The researchers then looked at how the tumour-attacking proteins produced by the immune system cells differed between the mice lacking ROR-γ and the normal mice. They identified a protein called “interleukin-9” (IL-9) that was produced at higher levels in the ROR-γ mice. The researchers then carried out various experiments to test whether this protein might be responsible for slowing the growth of melanoma in the ROR-γ lacking mice. Interleukins are a family of proteins that are secreted by immune system cells. They play a range of roles including helping to communicate between immune system cells and in mounting an immune response against threats. The researchers also looked at whether IL-9 might affect the growth of other types of cancers in mice.

Finally, the researchers looked at immune system cells that produce IL-9 in humans, and whether these cells could be found in healthy human skin and in skin biopsies from patients with metastatic melanoma.

What were the basic results?

The researchers found that melanomas grew more slowly in mice lacking the ROR-γ in their bone marrow, and these mice lived longer than normal mice with melanoma tumours. They found that in mice lacking the ROR-γ, more immune system T cells were attacking the melanoma tumour.
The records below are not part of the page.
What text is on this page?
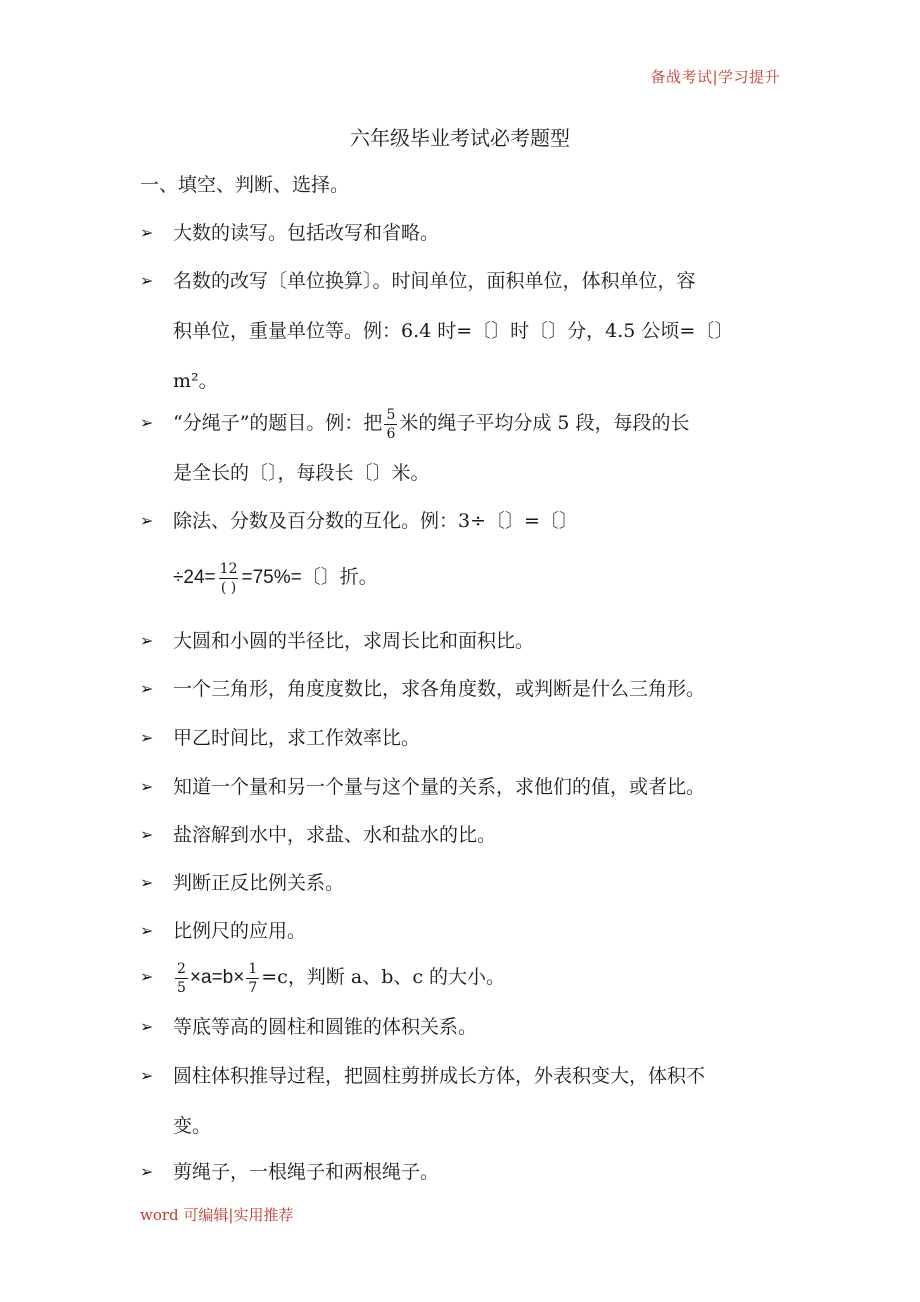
备战考试|学习提升
六年级毕业考试必考题型
一、填空、判断、选择。
➢	大数的读写。包括改写和省略。
➢	名数的改写〔单位换算〕。时间单位，面积单位，体积单位，容
积单位，重量单位等。例：6.4 时=〔〕时〔〕分，4.5 公顷=〔〕
m²。
➢	“分绳子”的题目。例：把 $\frac{5}{6}$ 米的绳子平均分成 5 段，每段的长
是全长的〔〕，每段长〔〕米。
➢	除法、分数及百分数的互化。例：3÷〔〕=〔〕
$\div 24= \frac{12}{( )} =75\%=$〔〕折。
➢	大圆和小圆的半径比，求周长比和面积比。
➢	一个三角形，角度度数比，求各角度数，或判断是什么三角形。
➢	甲乙时间比，求工作效率比。
➢	知道一个量和另一个量与这个量的关系，求他们的值，或者比。
➢	盐溶解到水中，求盐、水和盐水的比。
➢	判断正反比例关系。
➢	比例尺的应用。
➢	$\frac{2}{5} \times a=b\times \frac{1}{7} =c$，判断 a、b、c 的大小。
➢	等底等高的圆柱和圆锥的体积关系。
➢	圆柱体积推导过程，把圆柱剪拼成长方体，外表积变大，体积不
变。
➢	剪绳子，一根绳子和两根绳子。
word 可编辑|实用推荐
The researchers found that certain immune system T cells from the ROR-γ-lacking mice produced more of the IL-9 protein than the same cells in normal mice. Melanomas grew more quickly in mice lacking ROR-γ if they were injected with antibodies against IL-9. Similarly, in normal mice injected with antibodies against IL-9, melanoma tumours also grew more rapidly. These experiments suggested that IL-9 was important for slowing the growth of melanoma in mice lacking ROR-γ.

The researchers then looked at mice genetically engineered to lack the receptor for IL-9 (the protein that binds to IL-9 and allows it to have its effect on cells). These mice showed faster melanoma growth than normal mice. Giving IL-9 protein to normal mice cells also slowed melanoma growth

Additionally, giving mice IL-9 also slowed growth of one form of lung cancer, but not blood cancer.

The researchers found that healthy human skin contains immune system T cells that produce IL-9. They also found IL-9 producing cells in six out of eight melanoma biopsies taken from skin cancer patients. However, the melanoma tissue had fewer IL-9-producing immune system T cells than healthy human skin, and the cells were producing less IL-9.

How did the researchers interpret the results?

The researchers concluded that their results suggested a role for the immune system protein IL-9 in tumour immunity, and that this offered insight into potential tumour treatment strategies. They noted that further studies will be needed to assess the role of IL-9 in human cancer therapy.


This study has suggested a role for the immune system protein IL-9 in reducing the growth of melanoma in mice. It also suggested a similar possibility in other solid tumours. These results are encouraging, because melanoma can be difficult to treat in its advanced stages.

However, results obtained in mice are not always replicated in people. Therefore, the researchers are correct in saying that more studies will be needed to assess the effect of IL-9 in humans, including more animal research. These studies would need to look at the potential harms as well as benefits, because even “natural” molecules found in the human body can cause side effects if given in abnormally high levels.

It is premature to refer to this protein as a “cure” for melanoma, but it is certainly worth further investigation.